Les chauves-souris figurent parmi les animaux les plus incompris et injustement maltraités dans notre imaginaire. C’est ce dont a parlé, sur The Conversation, l’écologue Veronica Zamora-Gutierrez de l’Université de Southampton, qui, s’inspirant de légendes, de représentations et de lieux communs sur les chauves-souris dans la culture populaire, a tenté de dissiper certains des mythes les plus persistants sur ces mammifères volants.

Une peur qui nous est propre. L’aspect peut-être le plus intéressant mis en évidence par Zamora-Gutierrez est le fait que la peur des chauves-souris est une invention relativement moderne, et caractéristique de notre supposée culture occidentale.

Dans le reste du monde, les chauves-souris sont au contraire perçues comme des animaux dotés d’une aura positive. Bien sûr, dans certains cas (comme chez les Mayas) elles sont associées à la nuit, à la mort et à l’au-delà, mais au fond c’est prévisible, puisque nous parlons d’animaux nocturnes; les Mayas les considéraient toutefois comme des créatures divines, non des monstres effrayants – un lien essentiel entre le monde des vivants et celui des morts.

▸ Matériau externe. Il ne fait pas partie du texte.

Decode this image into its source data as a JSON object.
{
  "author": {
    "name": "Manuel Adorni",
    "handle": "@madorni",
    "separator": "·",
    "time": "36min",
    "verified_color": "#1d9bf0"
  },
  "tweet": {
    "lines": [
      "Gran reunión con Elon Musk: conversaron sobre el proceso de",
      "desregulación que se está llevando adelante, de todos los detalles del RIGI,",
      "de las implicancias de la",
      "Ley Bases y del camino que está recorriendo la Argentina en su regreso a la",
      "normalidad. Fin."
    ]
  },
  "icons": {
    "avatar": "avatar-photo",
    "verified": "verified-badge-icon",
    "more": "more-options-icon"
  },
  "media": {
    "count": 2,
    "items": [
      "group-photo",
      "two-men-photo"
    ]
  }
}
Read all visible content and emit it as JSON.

Suceur de sang. À l’inverse, nous, Occidentaux, avons tendance à les associer à des pensées négatives: pensez seulement au chauve-souris le plus célèbre de l’histoire de la littérature, Dracula, peint comme une bête avide de sang. Or: dans le monde existent environ 1.500 espèces de chauves-souris, et seulement trois d’entre elles (les vampires, bien sûr) se nourrissent de sang.

Et elles n’attaquent presque jamais les humains: elles préfèrent le bétail, ou d’autres animaux plus faciles à « sucer ». L’idée du vampire sanguinaire, donc, est plus une fantaisie exotique qu’autre chose.

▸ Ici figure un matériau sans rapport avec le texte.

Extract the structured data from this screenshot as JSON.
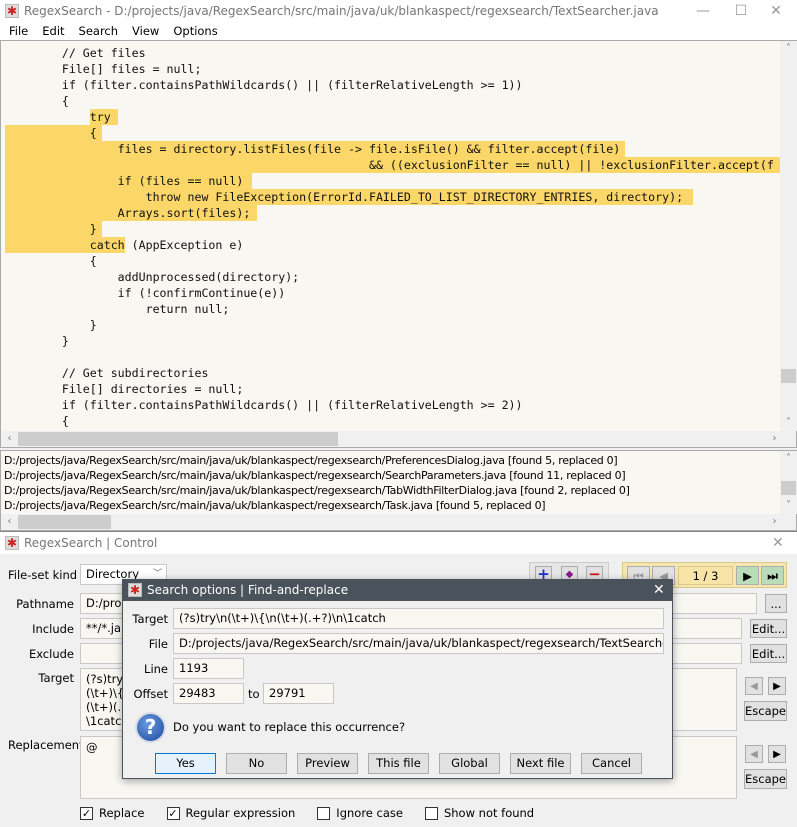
{
  "window": {
    "title": "RegexSearch - D:/projects/java/RegexSearch/src/main/java/uk/blankaspect/regexsearch/TextSearcher.java",
    "minimize": "—",
    "maximize": "☐",
    "close": "✕"
  },
  "menu": [
    "File",
    "Edit",
    "Search",
    "View",
    "Options"
  ],
  "code_lines": [
    "        // Get files",
    "        File[] files = null;",
    "        if (filter.containsPathWildcards() || (filterRelativeLength >= 1))",
    "        {",
    "            try",
    "            {",
    "                files = directory.listFiles(file -> file.isFile() && filter.accept(file)",
    "                                                    && ((exclusionFilter == null) || !exclusionFilter.accept(f",
    "                if (files == null)",
    "                    throw new FileException(ErrorId.FAILED_TO_LIST_DIRECTORY_ENTRIES, directory);",
    "                Arrays.sort(files);",
    "            }",
    "            catch (AppException e)",
    "            {",
    "                addUnprocessed(directory);",
    "                if (!confirmContinue(e))",
    "                    return null;",
    "            }",
    "        }",
    "",
    "        // Get subdirectories",
    "        File[] directories = null;",
    "        if (filter.containsPathWildcards() || (filterRelativeLength >= 2))",
    "        {"
  ],
  "results": [
    "D:/projects/java/RegexSearch/src/main/java/uk/blankaspect/regexsearch/PreferencesDialog.java  [found 5, replaced 0]",
    "D:/projects/java/RegexSearch/src/main/java/uk/blankaspect/regexsearch/SearchParameters.java  [found 11, replaced 0]",
    "D:/projects/java/RegexSearch/src/main/java/uk/blankaspect/regexsearch/TabWidthFilterDialog.java  [found 2, replaced 0]",
    "D:/projects/java/RegexSearch/src/main/java/uk/blankaspect/regexsearch/Task.java  [found 5, replaced 0]"
  ],
  "control": {
    "title": "RegexSearch | Control",
    "close": "✕",
    "file_set_kind_label": "File-set kind",
    "file_set_kind": "Directory",
    "pathname_label": "Pathname",
    "pathname": "D:/pro",
    "include_label": "Include",
    "include": "**/*.ja",
    "exclude_label": "Exclude",
    "exclude": "",
    "target_label": "Target",
    "target_lines": [
      "(?s)try",
      "(\\t+)\\{",
      "(\\t+)(.",
      "\\1catch"
    ],
    "replacement_label": "Replacement",
    "replacement": "@",
    "browse": "...",
    "edit": "Edit...",
    "escape": "Escape",
    "page": "1 / 3",
    "checkboxes": [
      {
        "label": "Replace",
        "checked": true
      },
      {
        "label": "Regular expression",
        "checked": true
      },
      {
        "label": "Ignore case",
        "checked": false
      },
      {
        "label": "Show not found",
        "checked": false
      }
    ]
  },
  "dialog": {
    "title": "Search options | Find-and-replace",
    "close": "✕",
    "target_label": "Target",
    "target": "(?s)try\\n(\\t+)\\{\\n(\\t+)(.+?)\\n\\1catch",
    "file_label": "File",
    "file": "D:/projects/java/RegexSearch/src/main/java/uk/blankaspect/regexsearch/TextSearcher.java",
    "line_label": "Line",
    "line": "1193",
    "offset_label": "Offset",
    "offset_from": "29483",
    "to_label": "to",
    "offset_to": "29791",
    "question": "Do you want to replace this occurrence?",
    "buttons": [
      "Yes",
      "No",
      "Preview",
      "This file",
      "Global",
      "Next file",
      "Cancel"
    ]
  }
}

Le bien que nous font les chauves-souris. Il existe aussi des questions plus sérieuses liées aux chauves-souris et à leur image: pensez par exemple à combien de fois elles sont présentées comme porteuses de maladies. Sujet dont nous vous avons déjà parlé, et qui devrait être vu comme une chose positive: étudier le système immunitaire des chauves-souris peut nous aider à lutter contre certaines pathologies, et non les craindre. Sans compter que, dans les rares cas de spillover des chauves-souris vers l’homme, la cause principale est toujours la destruction de leur habitat qui les met en contact étroit avec les êtres humains.

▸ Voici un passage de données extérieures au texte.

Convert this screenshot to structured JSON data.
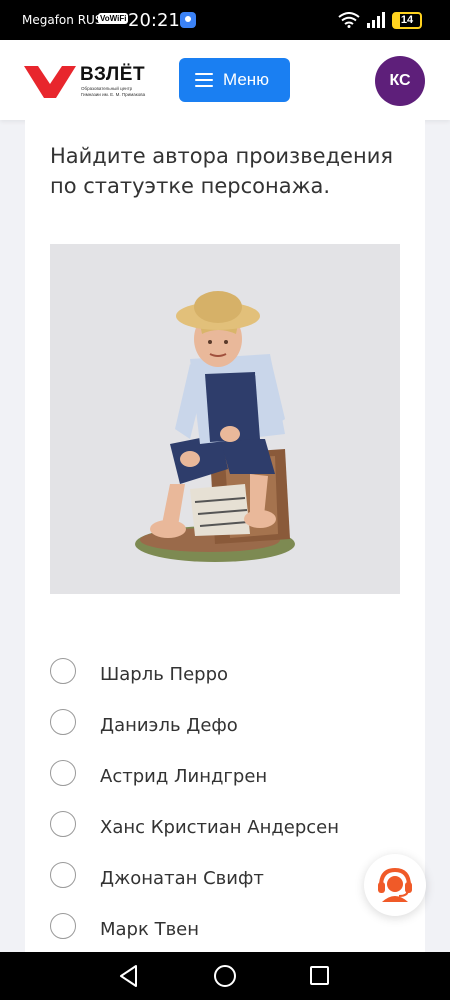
{
  "status_bar": {
    "carrier": "Megafon RUS",
    "volte": "VoWiFi",
    "time": "20:21",
    "battery": "14"
  },
  "header": {
    "logo_title": "ВЗЛЁТ",
    "logo_subtitle": "Образовательный центр Гимназии им. Е. М. Примакова",
    "menu_label": "Меню",
    "avatar_initials": "КС"
  },
  "question": {
    "text": "Найдите автора произведения по статуэтке персонажа."
  },
  "options": [
    {
      "label": "Шарль Перро",
      "selected": false
    },
    {
      "label": "Даниэль Дефо",
      "selected": false
    },
    {
      "label": "Астрид Линдгрен",
      "selected": false
    },
    {
      "label": "Ханс Кристиан Андерсен",
      "selected": false
    },
    {
      "label": "Джонатан Свифт",
      "selected": false
    },
    {
      "label": "Марк Твен",
      "selected": false
    }
  ],
  "colors": {
    "accent": "#1a7ff2",
    "avatar": "#5e1f7a",
    "logo_red": "#e8262d",
    "support": "#f05a28"
  },
  "icons": [
    "location-icon",
    "wifi-icon",
    "signal-icon",
    "battery-icon",
    "menu-icon",
    "headset-icon",
    "back-icon",
    "home-icon",
    "recents-icon"
  ]
}
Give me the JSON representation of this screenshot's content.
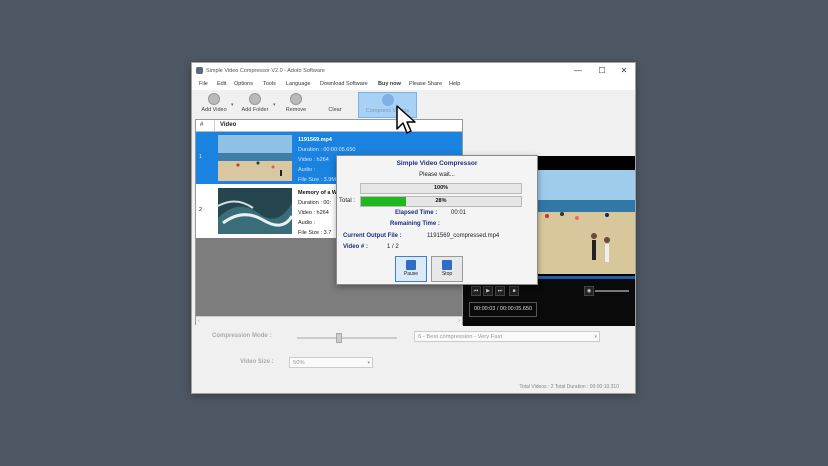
{
  "window": {
    "title": "Simple Video Compressor V2.0 - Adoto Software",
    "controls": {
      "minimize": "—",
      "maximize": "☐",
      "close": "✕"
    }
  },
  "menu": [
    "File",
    "Edit",
    "Options",
    "Tools",
    "Language",
    "Download Software",
    "Buy now",
    "Please Share",
    "Help"
  ],
  "toolbar": {
    "add_video": "Add Video",
    "add_folder": "Add Folder",
    "remove": "Remove",
    "clear": "Clear",
    "compress": "Compress Videos"
  },
  "list": {
    "col_num": "#",
    "col_video": "Video",
    "rows": [
      {
        "num": "1",
        "name": "1191569.mp4",
        "duration": "Duration : 00:00:05.650",
        "video": "Video : h264",
        "audio": "Audio :",
        "size": "File Size : 3.9MB"
      },
      {
        "num": "2",
        "name": "Memory of a W",
        "duration": "Duration : 00:",
        "video": "Video : h264",
        "audio": "Audio :",
        "size": "File Size : 3.7"
      }
    ]
  },
  "preview": {
    "time": "00:00:03 / 00:00:05.650"
  },
  "options": {
    "compression_label": "Compression Mode :",
    "compression_value": "6 - Best compression - Very Fast",
    "size_label": "Video Size :",
    "size_value": "50%"
  },
  "status": "Total Videos : 2   Total Duration : 00:00:10.310",
  "dialog": {
    "title": "Simple Video Compressor",
    "please_wait": "Please wait...",
    "progress_file": {
      "text": "100%",
      "fraction": 1.0
    },
    "total_label": "Total :",
    "progress_total": {
      "text": "28%",
      "fraction": 0.28
    },
    "elapsed_label": "Elapsed Time :",
    "elapsed_value": "00:01",
    "remaining_label": "Remaining Time :",
    "remaining_value": "",
    "output_label": "Current Output File :",
    "output_value": "1191569_compressed.mp4",
    "videonum_label": "Video # :",
    "videonum_value": "1 / 2",
    "pause": "Pause",
    "stop": "Stop"
  },
  "colors": {
    "accent": "#1a83e0",
    "progress": "#1fb81f",
    "dialog_title": "#1f2f80"
  }
}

Fondamentaux pour la santé des écosystèmes. Enfin, on a souvent tendance à oublier combien les chauves-souris apportent à l’environnement et aussi à nous, les humains. Une étude de 2021, par exemple, est l’une des nombreuses qui ont démontré leur importance en tant qu’impollinisateurs. Et l’une des plantes les plus célèbres du monde, l’agave, d’où l’on tire la tequila et le mezcal, a pour principaux pollinisateurs les chauves-souris.